Microsoft beats on Q1 top and bottom lines on cloud strength

Microsoft (MSFT) reported its fiscal first quarter earnings after the bell on Wednesday, beating on the top and bottom lines on the strength of its cloud business. Microsoft stock was up about 2% in after-hours trading following the release.

Microsoft is one of the biggest beneficiaries of the AI boom, thanks to the billions it has invested in its cloud infrastructure and ChatGPT developer OpenAI. But it’s also facing headwinds, including increasing competition from the likes of Amazon (AMZN), Google parent Alphabet (GOOG, GOOGL), and Salesforce (CRM), which have developed or are developing their own OpenAI rivals.

“AI-driven transformation is changing work, work artifacts, and workflow across every role, function, and business process,” Microsoft CEO Satya Nadella said in a statement.

“We are expanding our opportunity and winning new customers as we help them apply our AI platforms and tools to drive new growth and operating leverage.”

For the quarter, Microsoft saw earnings per share (EPS) of $3.30 on revenue of $65.6 billion. Analysts were expecting EPS of $3.10 and revenue of $64.5 billion, based on analyst consensus estimates compiled by Bloomberg. The company reported EPS of $2.99 on revenue of $56.5 billion during the same quarter last year.

Microsoft’s commercial cloud revenue, which includes cloud services sales, came in at $38.9 billion versus expectations of $38.1 billion. The company’s Intelligent Cloud segment, which includes its Azure business, brought in $24.1 billion in the quarter, up 20% year over year. Microsoft said it saw 12 points of growth from AI services in Azure.

Microsoft also reported Productivity and Business Processes segment revenue of $28.3 billion, a 12% year-over-year increase. The segment includes sales of Microsoft’s Microsoft 365 services.

The company also reported growth in its More Personal Computing business, with revenue climbing 17% to 13.2 billion.

The PC market is in the early innings of a recovery after sales collapsed following the enormous growth around the onset of the pandemic.

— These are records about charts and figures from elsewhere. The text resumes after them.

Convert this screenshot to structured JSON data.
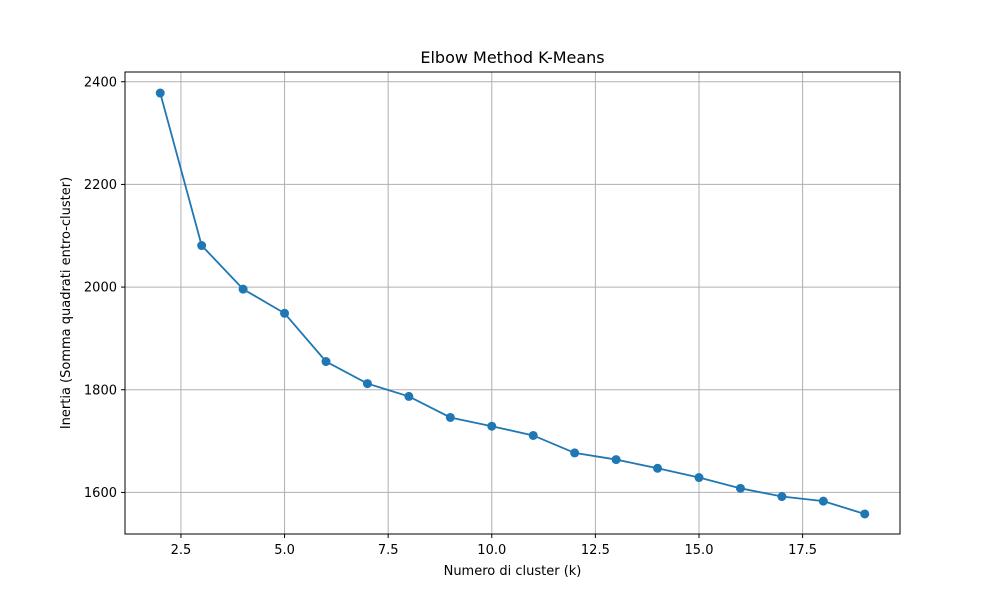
{
  "chart_data": {
    "type": "line",
    "title": "Elbow Method K-Means",
    "xlabel": "Numero di cluster (k)",
    "ylabel": "Inertia (Somma quadrati entro-cluster)",
    "xlim": [
      1.15,
      19.85
    ],
    "ylim": [
      1519,
      2419
    ],
    "xticks": [
      2.5,
      5.0,
      7.5,
      10.0,
      12.5,
      15.0,
      17.5
    ],
    "xtick_labels": [
      "2.5",
      "5.0",
      "7.5",
      "10.0",
      "12.5",
      "15.0",
      "17.5"
    ],
    "yticks": [
      1600,
      1800,
      2000,
      2200,
      2400
    ],
    "ytick_labels": [
      "1600",
      "1800",
      "2000",
      "2200",
      "2400"
    ],
    "grid": true,
    "marker": "circle",
    "series": [
      {
        "color": "#1f77b4",
        "x": [
          2,
          3,
          4,
          5,
          6,
          7,
          8,
          9,
          10,
          11,
          12,
          13,
          14,
          15,
          16,
          17,
          18,
          19
        ],
        "y": [
          2378,
          2081,
          1996,
          1949,
          1855,
          1812,
          1787,
          1746,
          1729,
          1711,
          1677,
          1664,
          1647,
          1629,
          1608,
          1592,
          1583,
          1558
        ]
      }
    ]
  }
}
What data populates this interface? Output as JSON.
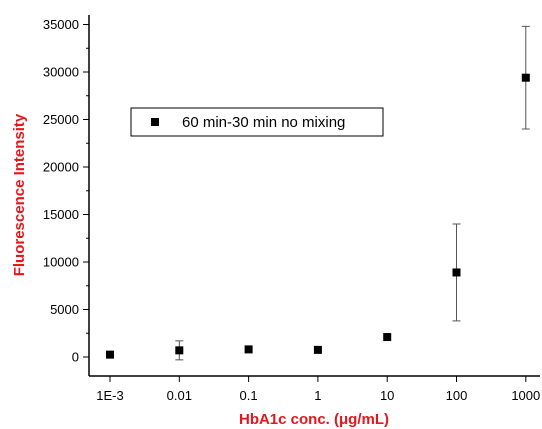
{
  "chart_data": {
    "type": "scatter",
    "x_scale": "log",
    "x_ticks": [
      "1E-3",
      "0.01",
      "0.1",
      "1",
      "10",
      "100",
      "1000"
    ],
    "y_ticks": [
      "0",
      "5000",
      "10000",
      "15000",
      "20000",
      "25000",
      "30000",
      "35000"
    ],
    "xlabel": "HbA1c conc. (μg/mL)",
    "ylabel": "Fluorescence Intensity",
    "ylim": [
      -2000,
      36000
    ],
    "grid": false,
    "legend_position": "upper-left",
    "colors": {
      "axis_title": "#e8151b",
      "marker": "#000000"
    },
    "series": [
      {
        "name": "60 min-30 min no mixing",
        "marker": "square",
        "x": [
          0.001,
          0.01,
          0.1,
          1,
          10,
          100,
          1000
        ],
        "y": [
          250,
          700,
          800,
          750,
          2100,
          8900,
          29400
        ],
        "error": [
          0,
          1000,
          0,
          0,
          0,
          5100,
          5400
        ]
      }
    ]
  }
}
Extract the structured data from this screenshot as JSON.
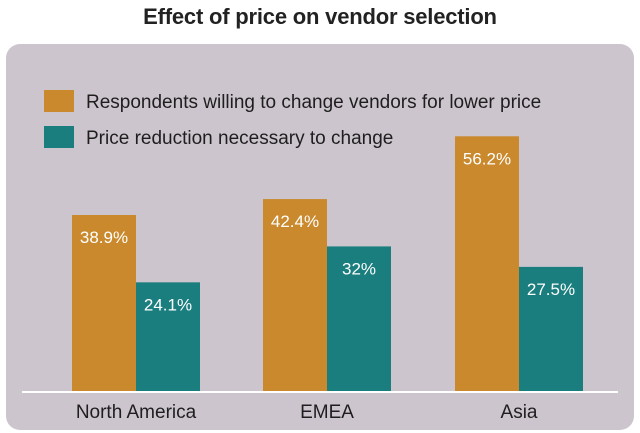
{
  "chart_data": {
    "type": "bar",
    "title": "Effect of price on vendor selection",
    "categories": [
      "North America",
      "EMEA",
      "Asia"
    ],
    "series": [
      {
        "name": "Respondents willing to change vendors for lower price",
        "values": [
          38.9,
          42.4,
          56.2
        ],
        "labels": [
          "38.9%",
          "42.4%",
          "56.2%"
        ],
        "color": "#c9892c"
      },
      {
        "name": "Price reduction necessary to change",
        "values": [
          24.1,
          32,
          27.5
        ],
        "labels": [
          "24.1%",
          "32%",
          "27.5%"
        ],
        "color": "#1a7d7e"
      }
    ],
    "xlabel": "",
    "ylabel": "",
    "ylim": [
      0,
      60
    ],
    "grid": false,
    "legend": "top-left"
  },
  "colors": {
    "panel_background": "#cdc5ce",
    "baseline": "#ffffff"
  }
}
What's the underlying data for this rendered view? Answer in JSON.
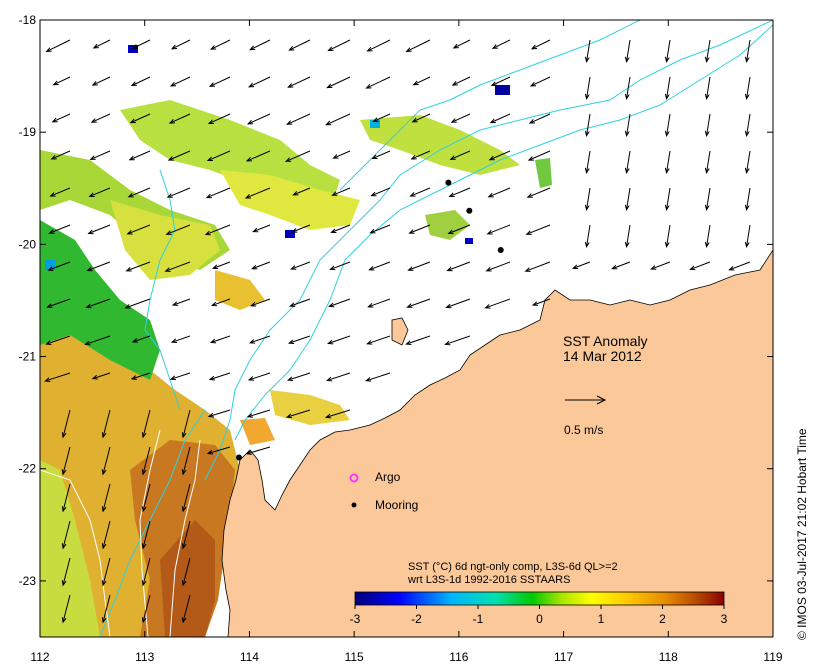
{
  "map": {
    "x_ticks": [
      "112",
      "113",
      "114",
      "115",
      "116",
      "117",
      "118",
      "119"
    ],
    "y_ticks": [
      "-18",
      "-19",
      "-20",
      "-21",
      "-22",
      "-23"
    ],
    "title_line1": "SST Anomaly",
    "title_line2": "14 Mar 2012",
    "vector_scale_label": "0.5 m/s",
    "legend_argo": "Argo",
    "legend_mooring": "Mooring",
    "colorbar_caption_line1": "SST (°C) 6d ngt-only comp, L3S-6d QL>=2",
    "colorbar_caption_line2": "wrt L3S-1d 1992-2016 SSTAARS",
    "colorbar_ticks": [
      "-3",
      "-2",
      "-1",
      "0",
      "1",
      "2",
      "3"
    ],
    "credit": "© IMOS 03-Jul-2017 21:02 Hobart Time",
    "colors": {
      "land": "#fbc89a",
      "current_line": "#2fd0e0",
      "argo": "#ff33ff",
      "anomaly_scale": [
        "#00007a",
        "#0000ff",
        "#00b4ff",
        "#00e0b0",
        "#00c800",
        "#aae600",
        "#ffff00",
        "#ffc800",
        "#e68c00",
        "#b44600",
        "#8c0000"
      ]
    },
    "moorings_lonlat": [
      [
        115.9,
        -19.45
      ],
      [
        116.1,
        -19.7
      ],
      [
        116.4,
        -20.05
      ],
      [
        113.9,
        -21.9
      ]
    ]
  }
}
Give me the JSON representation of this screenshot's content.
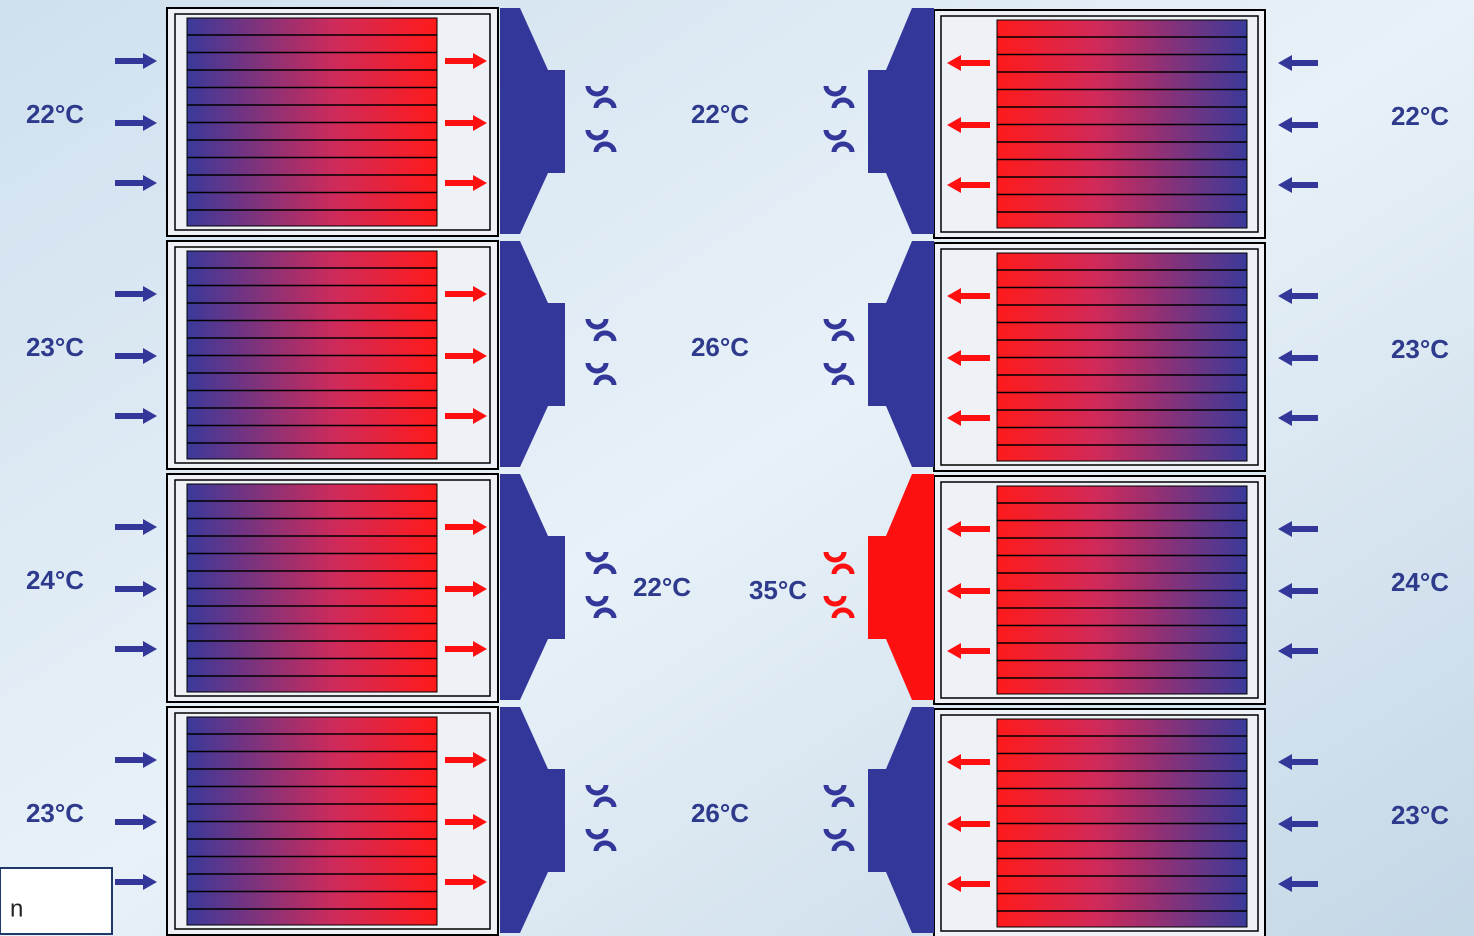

Microsoft, along with its manufacturing partners, is also pushing a new class of computers known as Copilot+ PCs.

Copilot+ PCs, or laptops with the power to perform on-device AI processes, are the PC industry’s attempt to capitalize on the AI hype story.

Microsoft stock is up some 28% over the last 12 months. And while that’s certainly nothing to shrug off, it’s lower than the broader S&P 500 (^GSPC), which is up 41%. Google parent Alphabet’s stock is up 42%, while Amazon shares are up 49% during the same period.